Aubry, Royal et Hamon ont tenu leur dernier meeting hier soir, à la veille du vote des militants
Gymnase Japy à Paris pour Royal, la salle « Magic Mirror » d'Aubervilliers pour Aubry, le bar Vauban de Brest pour Hamon. Les trois candidats au poste de premier secrétaire du PS ont mobilisé hier soir leurs troupes. Si tous les courants s'accordent à penser que Ségolène Royal devrait arriver en tête du vote des militants ce soir - grâce, entre autres, à une mobilisation sans doute plus forte que le 6 novembre - aucun ne croit à son élection dès le premier tour. Tout reste ouvert pour le second tour demain, avec même un avantage pour Martine Aubry, qui dispose d'une réserve de voix importante et d'un probable appel au vote en sa faveur de Benoît Hamon. L'inconnue reste la répartition des voix de la motion A de Delanoë. Son ralliement à Aubry devrait aider la maire de Lille, mais le courant hollandiste pourrait se reporter sur Royal.
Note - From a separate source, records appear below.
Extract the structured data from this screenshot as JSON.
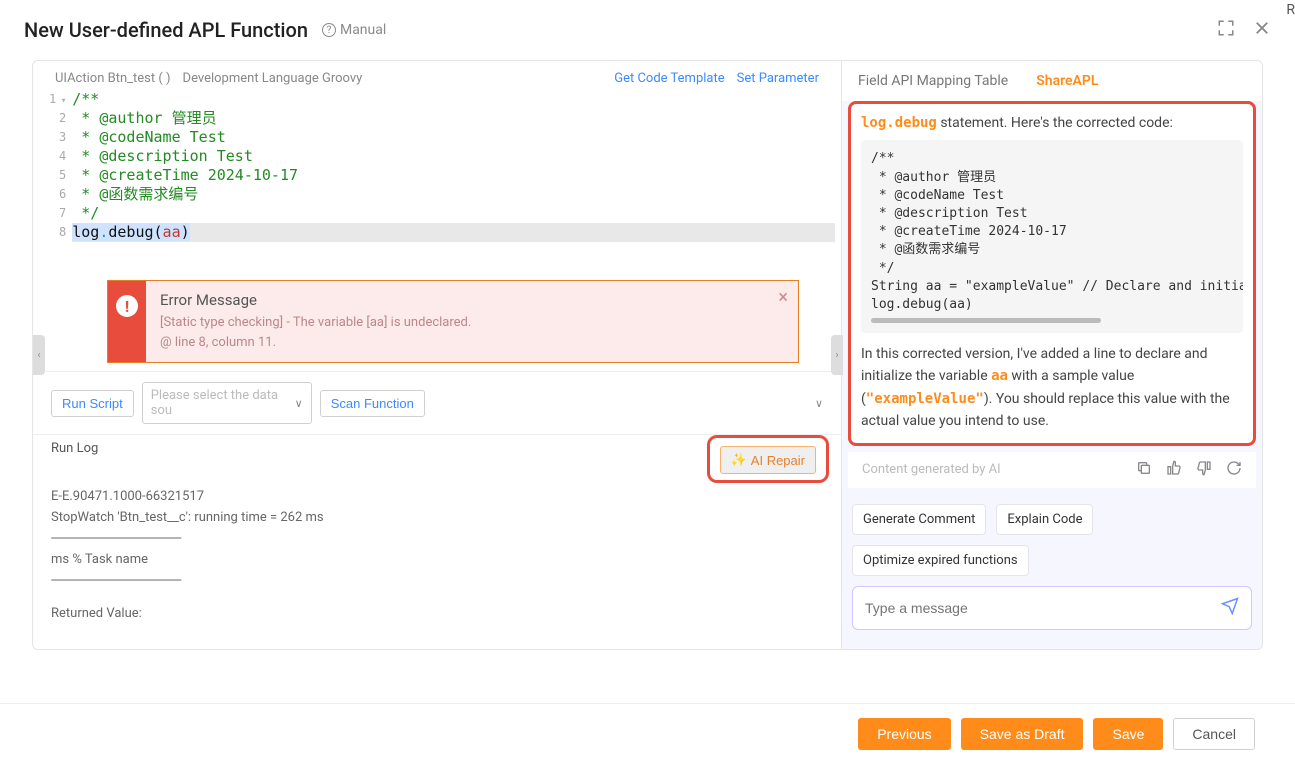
{
  "header": {
    "title": "New User-defined APL Function",
    "manual_label": "Manual"
  },
  "meta": {
    "uiaction": "UIAction Btn_test ( )",
    "dev_lang": "Development Language Groovy",
    "get_template": "Get Code Template",
    "set_param": "Set Parameter"
  },
  "editor_lines": [
    "/**",
    " * @author 管理员",
    " * @codeName Test",
    " * @description Test",
    " * @createTime 2024-10-17",
    " * @函数需求编号",
    " */"
  ],
  "editor_hl_prefix": "log",
  "editor_hl_dot": ".",
  "editor_hl_method": "debug(",
  "editor_hl_var": "aa",
  "editor_hl_close": ")",
  "error": {
    "title": "Error Message",
    "line1": "[Static type checking] - The variable [aa] is undeclared.",
    "line2": "@ line 8, column 11."
  },
  "toolbar": {
    "run_script": "Run Script",
    "select_placeholder": "Please select the data sou",
    "scan_function": "Scan Function"
  },
  "runlog": {
    "title": "Run Log",
    "ai_repair": "AI Repair",
    "lines": [
      "E-E.90471.1000-66321517",
      "StopWatch 'Btn_test__c': running time = 262 ms",
      "--------------------------------------------------",
      "ms % Task name",
      "--------------------------------------------------"
    ],
    "returned": "Returned Value:"
  },
  "right": {
    "tab1": "Field API Mapping Table",
    "tab2": "ShareAPL",
    "intro_prefix": "log.debug",
    "intro_rest": " statement. Here's the corrected code:",
    "codebox": "/**\n * @author 管理员\n * @codeName Test\n * @description Test\n * @createTime 2024-10-17\n * @函数需求编号\n */\nString aa = \"exampleValue\" // Declare and initial\nlog.debug(aa)",
    "expl_1": "In this corrected version, I've added a line to declare and initialize the variable ",
    "expl_var": "aa",
    "expl_2": " with a sample value (",
    "expl_val": "\"exampleValue\"",
    "expl_3": "). You should replace this value with the actual value you intend to use.",
    "ai_gen": "Content generated by AI",
    "suggest1": "Generate Comment",
    "suggest2": "Explain Code",
    "suggest3": "Optimize expired functions",
    "chat_placeholder": "Type a message"
  },
  "footer": {
    "previous": "Previous",
    "save_draft": "Save as Draft",
    "save": "Save",
    "cancel": "Cancel"
  },
  "cut_letter": "R"
}
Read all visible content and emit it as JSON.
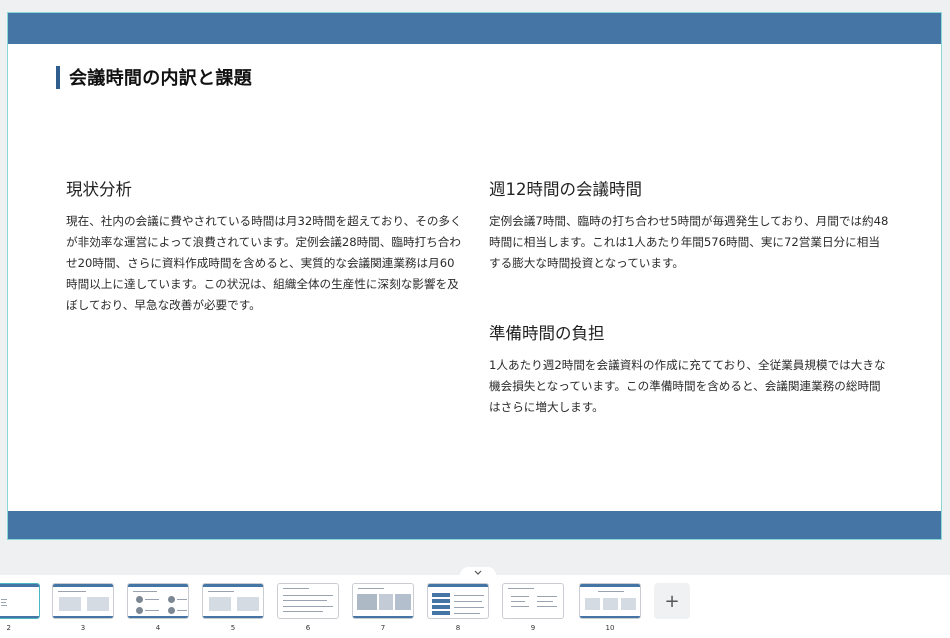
{
  "slide": {
    "title": "会議時間の内訳と課題",
    "sections": [
      {
        "heading": "現状分析",
        "body": "現在、社内の会議に費やされている時間は月32時間を超えており、その多くが非効率な運営によって浪費されています。定例会議28時間、臨時打ち合わせ20時間、さらに資料作成時間を含めると、実質的な会議関連業務は月60時間以上に達しています。この状況は、組織全体の生産性に深刻な影響を及ぼしており、早急な改善が必要です。"
      },
      {
        "heading": "週12時間の会議時間",
        "body": "定例会議7時間、臨時の打ち合わせ5時間が毎週発生しており、月間では約48時間に相当します。これは1人あたり年間576時間、実に72営業日分に相当する膨大な時間投資となっています。"
      },
      {
        "heading": "準備時間の負担",
        "body": "1人あたり週2時間を会議資料の作成に充てており、全従業員規模では大きな機会損失となっています。この準備時間を含めると、会議関連業務の総時間はさらに増大します。"
      }
    ],
    "colors": {
      "band": "#4575a4",
      "title_accent": "#2f5e8e",
      "selection": "#8ad7d8"
    }
  },
  "collapse_icon": "chevron-down-icon",
  "filmstrip": {
    "thumbnails": [
      {
        "number": "2",
        "active": true
      },
      {
        "number": "3",
        "active": false
      },
      {
        "number": "4",
        "active": false
      },
      {
        "number": "5",
        "active": false
      },
      {
        "number": "6",
        "active": false
      },
      {
        "number": "7",
        "active": false
      },
      {
        "number": "8",
        "active": false
      },
      {
        "number": "9",
        "active": false
      },
      {
        "number": "10",
        "active": false
      }
    ],
    "add_label": "+"
  }
}
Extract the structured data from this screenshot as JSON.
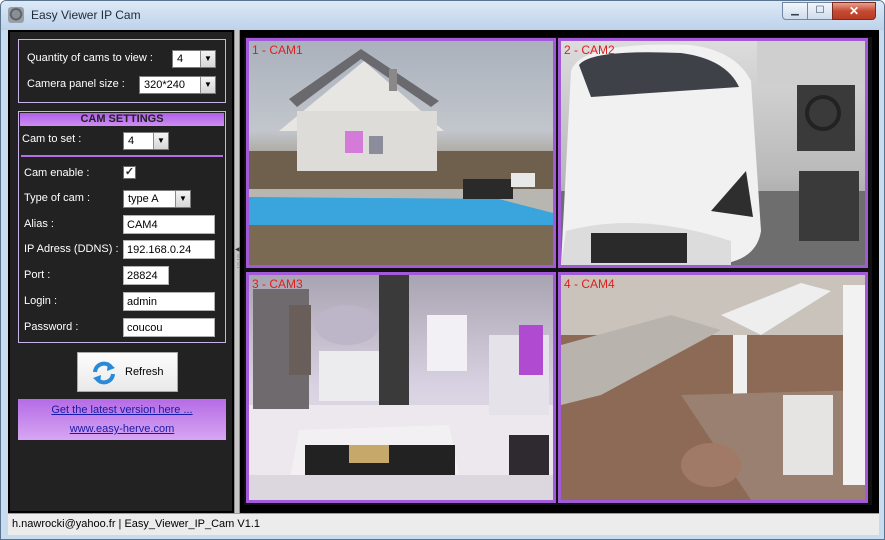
{
  "window": {
    "title": "Easy Viewer IP Cam",
    "caption_buttons": {
      "minimize": "▁",
      "maximize": "☐",
      "close": "✕"
    }
  },
  "view_settings": {
    "cams_label": "Quantity of cams to view :",
    "cams_value": "4",
    "panel_size_label": "Camera panel size :",
    "panel_size_value": "320*240"
  },
  "cam_settings": {
    "header": "CAM SETTINGS",
    "cam_to_set_label": "Cam to set :",
    "cam_to_set_value": "4",
    "enable_label": "Cam enable :",
    "enable_checked": true,
    "type_label": "Type of cam :",
    "type_value": "type A",
    "alias_label": "Alias :",
    "alias_value": "CAM4",
    "ip_label": "IP Adress (DDNS) :",
    "ip_value": "192.168.0.24",
    "port_label": "Port :",
    "port_value": "28824",
    "login_label": "Login :",
    "login_value": "admin",
    "password_label": "Password :",
    "password_value": "coucou"
  },
  "refresh_label": "Refresh",
  "links": {
    "latest_version": "Get the latest version here ...",
    "website": "www.easy-herve.com"
  },
  "cams": [
    {
      "label": "1 - CAM1"
    },
    {
      "label": "2 - CAM2"
    },
    {
      "label": "3 - CAM3"
    },
    {
      "label": "4 - CAM4"
    }
  ],
  "status_bar": "h.nawrocki@yahoo.fr  |  Easy_Viewer_IP_Cam V1.1",
  "colors": {
    "accent": "#a35ad8",
    "cam_label": "#e01e1e",
    "link": "#1a1aa8"
  }
}
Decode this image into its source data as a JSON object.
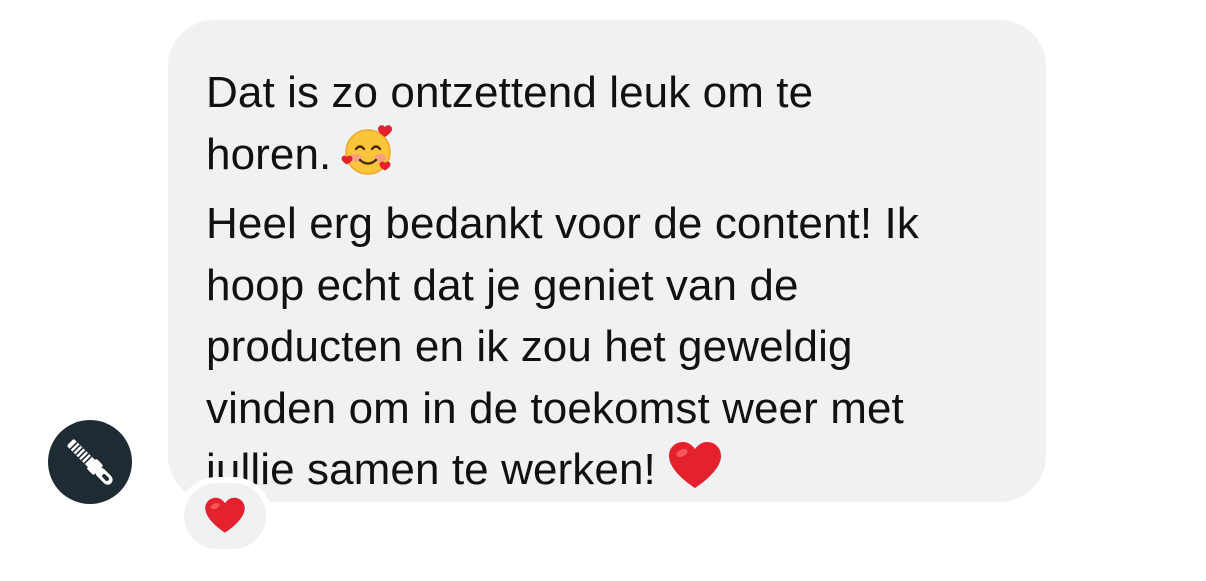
{
  "message": {
    "lines": [
      "Dat is zo ontzettend leuk om te",
      "horen.",
      "Heel erg bedankt voor de content! Ik",
      "hoop echt dat je geniet van de",
      "producten en ik zou het geweldig",
      "vinden om in de toekomst weer met",
      "jullie samen te werken!"
    ],
    "emojis": [
      "smiling-face-with-hearts",
      "red-heart"
    ]
  },
  "reaction": {
    "emoji": "red-heart"
  },
  "avatar": {
    "icon": "zipper-pull-icon",
    "background": "#1f2b33"
  },
  "colors": {
    "bubble": "#f0f1f3",
    "text": "#111111",
    "heart": "#e3222d"
  }
}
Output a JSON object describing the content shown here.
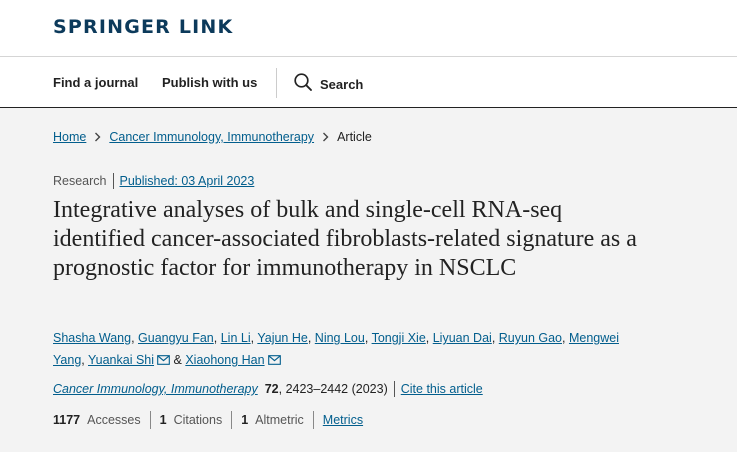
{
  "header": {
    "logo_text": "SPRINGER LINK"
  },
  "nav": {
    "find_journal": "Find a journal",
    "publish": "Publish with us",
    "search": "Search"
  },
  "breadcrumb": {
    "home": "Home",
    "journal": "Cancer Immunology, Immunotherapy",
    "current": "Article"
  },
  "article": {
    "type": "Research",
    "published": "Published: 03 April 2023",
    "title": "Integrative analyses of bulk and single-cell RNA-seq identified cancer-associated fibroblasts-related signature as a prognostic factor for immunotherapy in NSCLC",
    "authors": [
      "Shasha Wang",
      "Guangyu Fan",
      "Lin Li",
      "Yajun He",
      "Ning Lou",
      "Tongji Xie",
      "Liyuan Dai",
      "Ruyun Gao",
      "Mengwei Yang",
      "Yuankai Shi",
      "Xiaohong Han"
    ],
    "author_sep": ", ",
    "author_and": " & ",
    "journal": "Cancer Immunology, Immunotherapy",
    "volume": "72",
    "pages": ", 2423–2442 (2023)",
    "cite": "Cite this article"
  },
  "metrics": {
    "accesses_count": "1177",
    "accesses_label": "Accesses",
    "citations_count": "1",
    "citations_label": "Citations",
    "altmetric_count": "1",
    "altmetric_label": "Altmetric",
    "metrics_link": "Metrics"
  },
  "colors": {
    "link": "#025e8d",
    "logo": "#0c3a5b",
    "background": "#f3f3f3"
  }
}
Royal « capable de battre Sarkozy »
Au gymnase Japy, à Paris, quelque 700 militants étaient venus hier soir applaudir Ségolène Royal et « son équipe ». Un à un, la garde rapprochée de la candidate (Peillon, Assouline, Batho, Bianco) a pris la parole pour dénoncer, en vrac, « le syndicat des faux amis », « les alliances des contraires », « la ligne Maginot des conservatismes » du duo Aubry-Delanoë. Christiane Taubira, la sénatrice radicale, avait même fait le déplacement parce que, a-t-elle expliqué, « ce qui se joue ici, c'est le sort de la gauche ». Vincent Peillon, lui, s'est déjà projeté sur la présidentielle, estimant que « la seule personne capable de battre Sarkozy en 2012, c'est Ségolène Royal ».
Très applaudie, la candidate a appelé les militants à « faire monter la certitude de la transformation ». « La gauche vit un moment de vérité, les socialistes vont accomplir un vote historique, le pays nous appelle : nous sommes là, debouts, déterminés ! »
Aubry veut « le rassemblement »
Martine Aubry, elle, n'abhorre rien tant que « les partis de supporters ». Message reçu par ses soutiens, qui se sont déplacés en petit comité. Pas plus de deux à trois cents personnes - de nombreux élus et peu de militants - ont pris place sous le chapiteau du Magic Mirror à Aubervilliers (93). L'ambiance est plus studieuse que fiévreuse. Au micro, Martine Aubry répète le mot d'ordre de ce premier tour. « Nous voulons le rassemblement entre les socialistes. » Ce n'est que lorsqu'Aubry la rouge fait son apparition que l'ambiance décolle un peu. Le maire de Lille s'en prend à la retraite à 70 ans, au travail le dimanche, défend « ceux qui souffrent », qui n'ont pas de quoi manger...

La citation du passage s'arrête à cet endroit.